“I wanted to share some of my thoughts that have been swirling around in my brain,” begins artist Ryan Kohler.
We love it when our artists check in with us to share what has been going on in their studio as well as in their heads. The insight into Kohler’s winter of inspiration is interesting and, as always, full of color.
“First of all, I want to be better about working large this year. Not that anyone needs to have tons of 4’x 5’ paintings at one time. Who has the space for that?” Kohler laughs. “It is a goal, however, to create more large paintings. This is something I noticed last season and wanted to focus on more. “
Kohler has shared three new larger paintings for us to peek at and some slightly smaller work. Lucky Day is an 18×24, but she has a companion piece that is much larger.
“As a general theme, I have been thinking about the fun side of isolation and all the hidden or guarded spaces that exist,” shares Kohler. “Treehouses in the woods, hidden beaches, or even personal watercraft. These are places to be alone and reflect.”

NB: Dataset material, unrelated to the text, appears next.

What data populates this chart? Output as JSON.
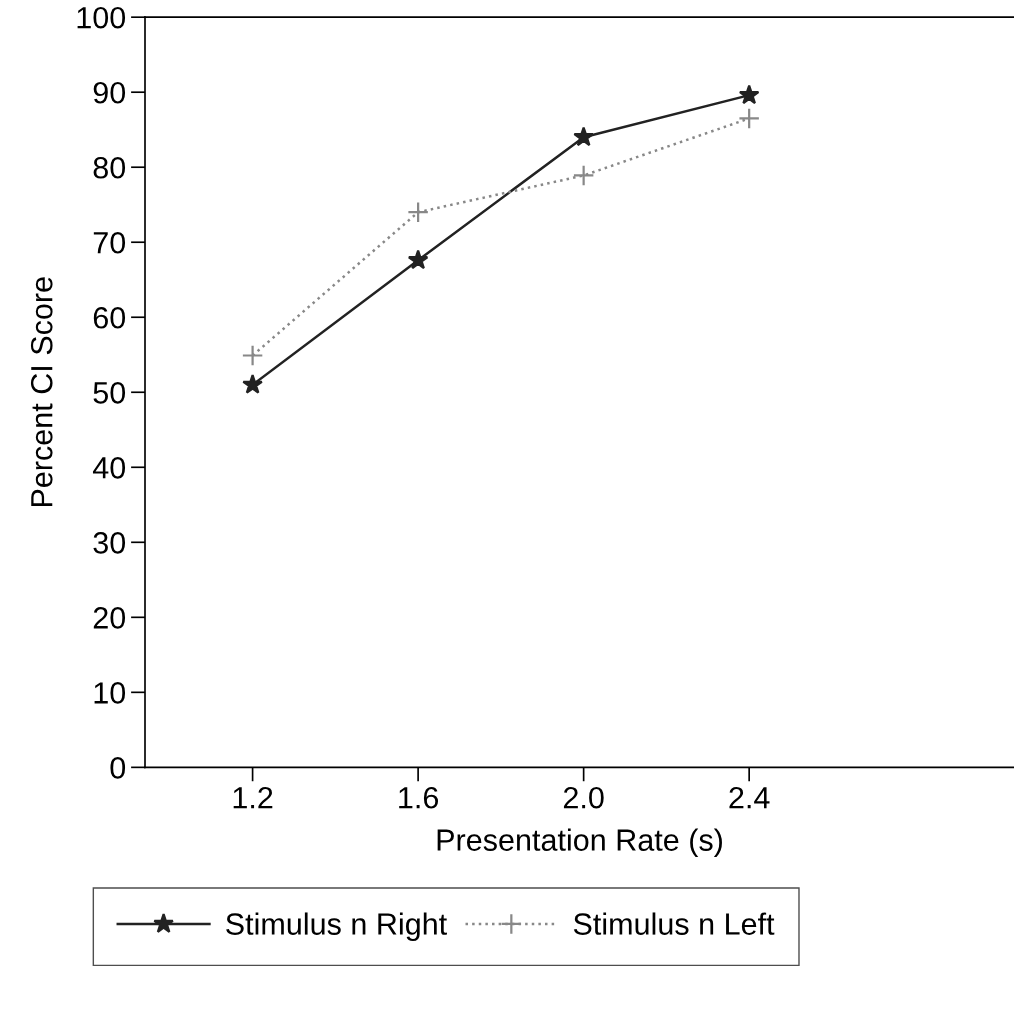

Ironically, the more Kohler thinks about this theme or idea, the more he realizes he has been doing this all along naturally. Very few of his paintings suggest the presence of human involvement.
Not only has Ryan been reflecting on subject, but also process. It’s not surprising that this goes hand in hand.

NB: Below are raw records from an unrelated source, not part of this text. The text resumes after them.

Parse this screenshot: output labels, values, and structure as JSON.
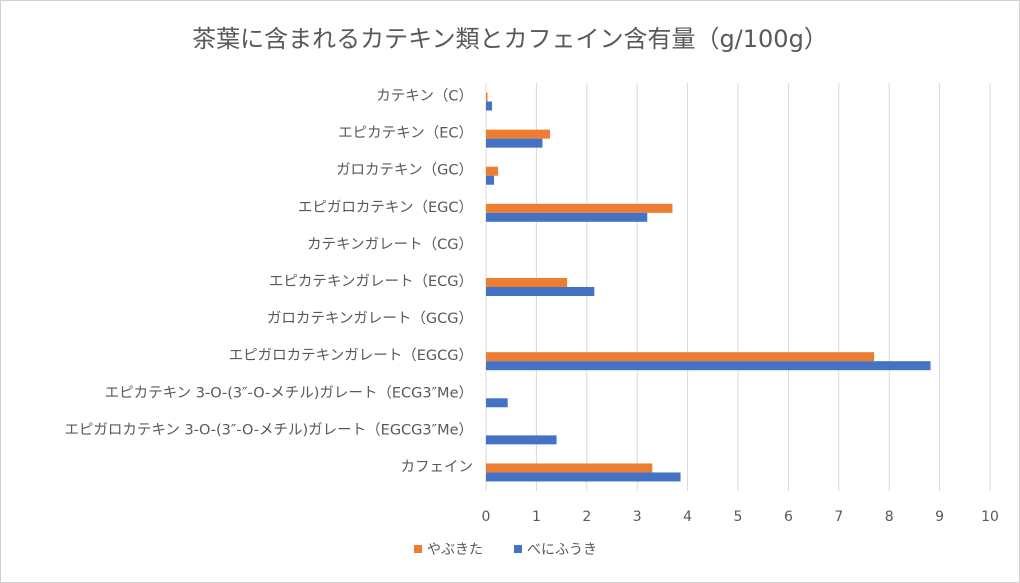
{
  "chart_data": {
    "type": "bar",
    "orientation": "horizontal",
    "title": "茶葉に含まれるカテキン類とカフェイン含有量（g/100g）",
    "xlabel": "",
    "ylabel": "",
    "xlim": [
      0,
      10
    ],
    "xticks": [
      "0",
      "1",
      "2",
      "3",
      "4",
      "5",
      "6",
      "7",
      "8",
      "9",
      "10"
    ],
    "grid": true,
    "legend_position": "bottom",
    "categories": [
      "カテキン（C）",
      "エピカテキン（EC）",
      "ガロカテキン（GC）",
      "エピガロカテキン（EGC）",
      "カテキンガレート（CG）",
      "エピカテキンガレート（ECG）",
      "ガロカテキンガレート（GCG）",
      "エピガロカテキンガレート（EGCG）",
      "エピカテキン 3-O-(3″-O-メチル)ガレート（ECG3″Me）",
      "エピガロカテキン 3-O-(3″-O-メチル)ガレート（EGCG3″Me）",
      "カフェイン"
    ],
    "series": [
      {
        "name": "やぶきた",
        "color": "#ED7D31",
        "values": [
          0.03,
          1.27,
          0.24,
          3.7,
          0,
          1.61,
          0,
          7.7,
          0,
          0,
          3.3
        ]
      },
      {
        "name": "べにふうき",
        "color": "#4472C4",
        "values": [
          0.12,
          1.12,
          0.16,
          3.2,
          0,
          2.15,
          0,
          8.82,
          0.43,
          1.4,
          3.86
        ]
      }
    ]
  }
}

“My process is also evolving a little bit. The main meat and potatoes of my work is definitely still painting and continue to be acrylic, but I’m starting to incorporate the use of tape and markers and objects,” he explains. “I’m basically treating my canvas like a collage with more emphasis on the painting part than the collage part.”
Many of Kohler’s works have a mixed media component, so this idea is not new for him. As far as the addition of tape, each of his new pieces demonstrates different levels of this aspect. Some are more extreme than others. Secretly, seen below, is a 20 x 30, but has a companion piece that is larger, as well.
“There are two deer paintings which are the most experimental, with old brushes and other objects taped/glued right to the canvas and expressive line work,” says Kohler. “For me, it is absolutely okay not to be in love with them, but I am enjoying the creative process.”